Menzis heeft op haar beurt voldoende aangetoond dat [gedaagde] te weinig heeft betaald. De hoofdsom van € 165,52 zal dus worden toegewezen. Omdat [gedaagde] te laat is, zal ook de wettelijke rente over dit bedrag worden toegewezen.
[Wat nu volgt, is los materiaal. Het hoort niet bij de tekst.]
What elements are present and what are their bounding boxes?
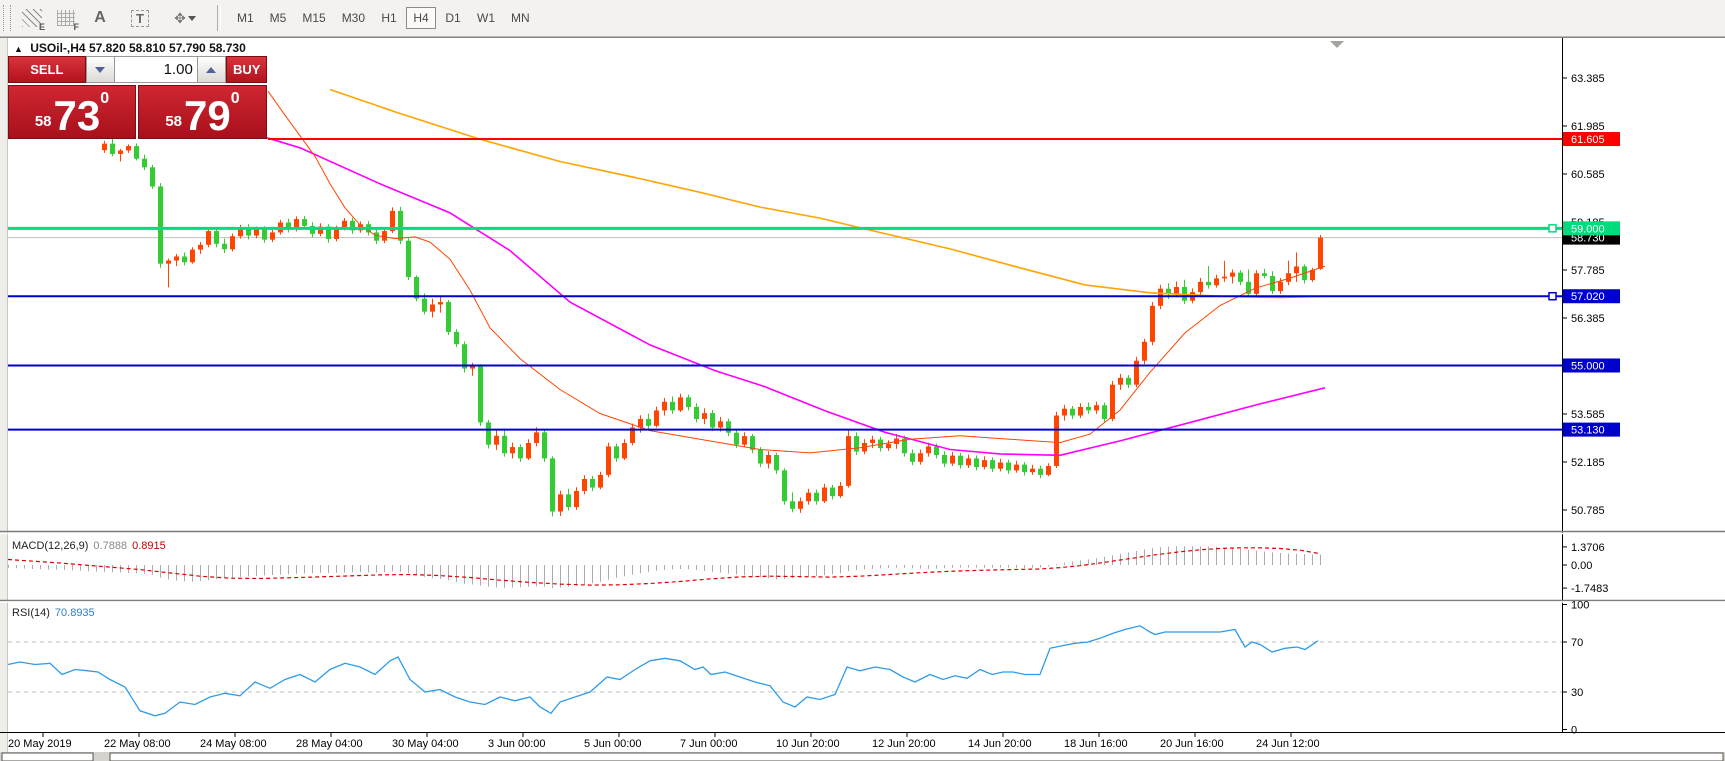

Incassokosten en overige kosten
4.2.
[gedaagde] heeft meerdere betalingsherinneringen ontvangen. Er zijn diverse incassowerkzaamheden verricht en daarom is [gedaagde] ook de incassokosten verschuldigd van € 48,40.
Proceskosten
4.3.
[gedaagde] zal als de in het ongelijk gestelde partij worden veroordeeld in de kosten van de procedure. De kosten zijn € 128,00 voor griffierecht, € 130,49 voor explootkosten,
€ 78,00 voor salaris gemachtigde, in totaal € 336,49. De nakosten worden bepaald op
€ 19,50.

5.De beslissing

De kantonrechter
5.1.
Veroordeelt [gedaagde] om, tegen behoorlijk bewijs van kwijting, aan Menzis te voldoen een bedrag van € 216,87, vermeerderd met de wettelijke rente over € 165,52 vanaf 11 augustus 2023 tot de dag van betaling.
5.2.
Veroordeelt [gedaagde] in de kosten van de procedure, begroot op € 336,49. Bepaalt de nakosten op € 19,50.
5.3.
Verklaart dit vonnis uitvoerbaar bij voorraad.
Dit vonnis is gewezen door mr. A.M.S. Kuipers, kantonrechter, en in het openbaar uitgesproken op 30 januari 2024.